Who is Paul r. Harding? A poetic genius with holy stride wielding a heavy, inherited cloak through the damp darkness of time and space. Who is Paul r. Harding? A fierce force of free form energy spiraling into the depths of the human condition. Who is Paul r. Harding? A poet born and raised in New York, who attended college in Buffalo to study creative writing. It was there he met and befriended legendary saxophonists Archie Shepp and Charles Gayle, who would go on to tutor Harding before his eventual departure to the west coast in the mid ‘80s. Connecting with long time friend, bandmate and collaborator Michael Bisio, the duo have been working together for nearly 4 decades and have released works such as the collaborative effort entitled“Remembrance” and most recently on ESP-Disk, “They Tried To Kill Me Yesterday”.
Harding’s work is in close proximity to the greats such as Ginsberg, Kerouac and Burroughs, but he carries a rawness that is entirely his own. An explicit tongue that is razor sharp like that of the mighty hiphop as it transcends into an ethereal prose. Harding clashes the titans aluminum skulls with effortless ability, while his hands wave in the air expressing symbols and signals of peace, love and acrobatic passion for language. Back in 2022, the legendary ESP Disk released Harding’s groundbreaking album entitled “They Tried To Kill Me Yesterday” and his audience hasn’t been the same since. Joined by bassist and longtime friend Michael Bisio and percussionist Juma Sultan, the trio bring forth a radical force of divine exploration into the excitement and mischief of free expression music. Harding has gone on record stating that Michael is “on it in an organic fucking explosion and is always there”. With track such as “New World Gypsy Dawn”, "Forgive, Forgive, Forgive” and the album’s title track, the dynamical trio embark on a journey through a meditative inferno enriched with cold stone spells, galactic paranoia and blissed out fever dreams.

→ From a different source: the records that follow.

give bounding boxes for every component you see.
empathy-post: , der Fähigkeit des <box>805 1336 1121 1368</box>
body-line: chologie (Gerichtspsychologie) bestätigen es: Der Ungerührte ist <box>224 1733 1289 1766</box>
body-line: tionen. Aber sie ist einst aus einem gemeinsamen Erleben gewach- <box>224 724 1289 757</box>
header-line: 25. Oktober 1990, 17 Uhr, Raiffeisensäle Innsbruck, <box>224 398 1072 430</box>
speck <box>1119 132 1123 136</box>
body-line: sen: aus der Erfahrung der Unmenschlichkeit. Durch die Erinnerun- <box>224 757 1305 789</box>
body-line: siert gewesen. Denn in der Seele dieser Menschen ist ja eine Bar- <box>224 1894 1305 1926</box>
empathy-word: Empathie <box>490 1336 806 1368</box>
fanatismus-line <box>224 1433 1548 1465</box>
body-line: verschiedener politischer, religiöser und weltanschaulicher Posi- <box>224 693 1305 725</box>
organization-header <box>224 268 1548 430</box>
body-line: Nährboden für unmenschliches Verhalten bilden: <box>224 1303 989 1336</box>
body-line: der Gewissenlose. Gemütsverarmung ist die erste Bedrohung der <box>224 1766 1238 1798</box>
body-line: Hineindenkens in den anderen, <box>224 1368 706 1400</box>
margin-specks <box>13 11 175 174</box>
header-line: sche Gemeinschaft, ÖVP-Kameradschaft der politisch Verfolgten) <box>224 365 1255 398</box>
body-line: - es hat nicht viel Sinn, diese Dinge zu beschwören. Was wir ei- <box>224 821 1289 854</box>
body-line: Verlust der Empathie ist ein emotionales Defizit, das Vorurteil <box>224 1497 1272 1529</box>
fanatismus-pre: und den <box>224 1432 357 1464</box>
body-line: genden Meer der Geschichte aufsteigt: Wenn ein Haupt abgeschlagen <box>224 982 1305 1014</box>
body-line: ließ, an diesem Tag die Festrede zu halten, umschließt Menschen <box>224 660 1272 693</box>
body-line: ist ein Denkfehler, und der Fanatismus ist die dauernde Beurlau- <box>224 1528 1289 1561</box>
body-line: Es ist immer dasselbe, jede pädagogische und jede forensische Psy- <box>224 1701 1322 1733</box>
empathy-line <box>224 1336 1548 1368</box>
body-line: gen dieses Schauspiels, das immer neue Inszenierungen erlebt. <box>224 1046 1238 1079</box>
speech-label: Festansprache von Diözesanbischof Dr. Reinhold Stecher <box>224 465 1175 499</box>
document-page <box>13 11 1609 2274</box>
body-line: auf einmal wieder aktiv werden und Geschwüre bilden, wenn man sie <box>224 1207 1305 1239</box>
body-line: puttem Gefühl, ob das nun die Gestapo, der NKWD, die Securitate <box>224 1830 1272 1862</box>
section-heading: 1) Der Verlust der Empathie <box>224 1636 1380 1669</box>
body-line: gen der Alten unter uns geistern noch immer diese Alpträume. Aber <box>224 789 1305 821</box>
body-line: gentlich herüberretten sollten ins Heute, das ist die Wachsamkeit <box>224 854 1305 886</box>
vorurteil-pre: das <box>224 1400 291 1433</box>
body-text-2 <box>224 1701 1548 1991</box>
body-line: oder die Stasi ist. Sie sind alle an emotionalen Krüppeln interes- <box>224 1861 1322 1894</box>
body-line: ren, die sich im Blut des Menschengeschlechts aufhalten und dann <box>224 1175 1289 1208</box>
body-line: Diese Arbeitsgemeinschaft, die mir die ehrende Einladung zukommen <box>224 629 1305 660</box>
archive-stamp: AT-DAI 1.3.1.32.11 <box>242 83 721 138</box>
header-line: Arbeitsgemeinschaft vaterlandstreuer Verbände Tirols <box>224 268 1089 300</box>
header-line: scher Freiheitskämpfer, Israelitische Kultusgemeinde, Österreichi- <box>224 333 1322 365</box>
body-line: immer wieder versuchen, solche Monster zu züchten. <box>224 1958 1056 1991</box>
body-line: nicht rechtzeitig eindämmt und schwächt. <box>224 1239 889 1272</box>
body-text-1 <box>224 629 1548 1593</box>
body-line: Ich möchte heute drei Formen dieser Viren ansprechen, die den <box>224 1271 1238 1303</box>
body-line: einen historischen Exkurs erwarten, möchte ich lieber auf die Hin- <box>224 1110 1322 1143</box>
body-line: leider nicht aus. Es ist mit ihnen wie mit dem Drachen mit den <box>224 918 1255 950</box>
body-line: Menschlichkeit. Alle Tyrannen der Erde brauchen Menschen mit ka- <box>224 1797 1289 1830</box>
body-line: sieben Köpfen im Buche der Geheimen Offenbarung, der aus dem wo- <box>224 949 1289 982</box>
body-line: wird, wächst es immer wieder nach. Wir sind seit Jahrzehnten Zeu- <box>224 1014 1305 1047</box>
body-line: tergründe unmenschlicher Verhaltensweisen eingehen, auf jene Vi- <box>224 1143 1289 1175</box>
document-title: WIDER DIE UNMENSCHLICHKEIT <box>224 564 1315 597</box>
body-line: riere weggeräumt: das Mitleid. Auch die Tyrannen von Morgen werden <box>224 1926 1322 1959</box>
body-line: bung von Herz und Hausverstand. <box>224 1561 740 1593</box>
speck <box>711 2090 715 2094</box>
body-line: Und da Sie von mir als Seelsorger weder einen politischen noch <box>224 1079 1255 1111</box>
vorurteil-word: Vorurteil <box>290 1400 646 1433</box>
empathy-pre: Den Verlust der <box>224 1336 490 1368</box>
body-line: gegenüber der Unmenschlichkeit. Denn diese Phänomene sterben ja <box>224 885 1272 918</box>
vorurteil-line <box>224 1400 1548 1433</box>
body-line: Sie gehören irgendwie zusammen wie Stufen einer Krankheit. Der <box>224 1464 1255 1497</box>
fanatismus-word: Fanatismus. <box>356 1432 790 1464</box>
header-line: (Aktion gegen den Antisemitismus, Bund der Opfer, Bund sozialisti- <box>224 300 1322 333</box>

Across the album’s 13 tracks dwells an ecosystem that holds high regards to Harding’s heroes such as Coltrane, Davis and Dolphy, but there are elements within the album that sincerely captivates its listeners in a way that these legends did not. Harding’s voice has chemistry like that of the cosmos and historical mantras all going out to lunch for a picnic in a rainstorm. A perfectly good window in a perfectly good airplane and one still finds themselves in the grip of desire to free fall for the sake of killing time. “They Tried To Kill Me Yesterday” is loose and forever fluid in a way that flows through the veins of the lucid universe both subtly as well as personally.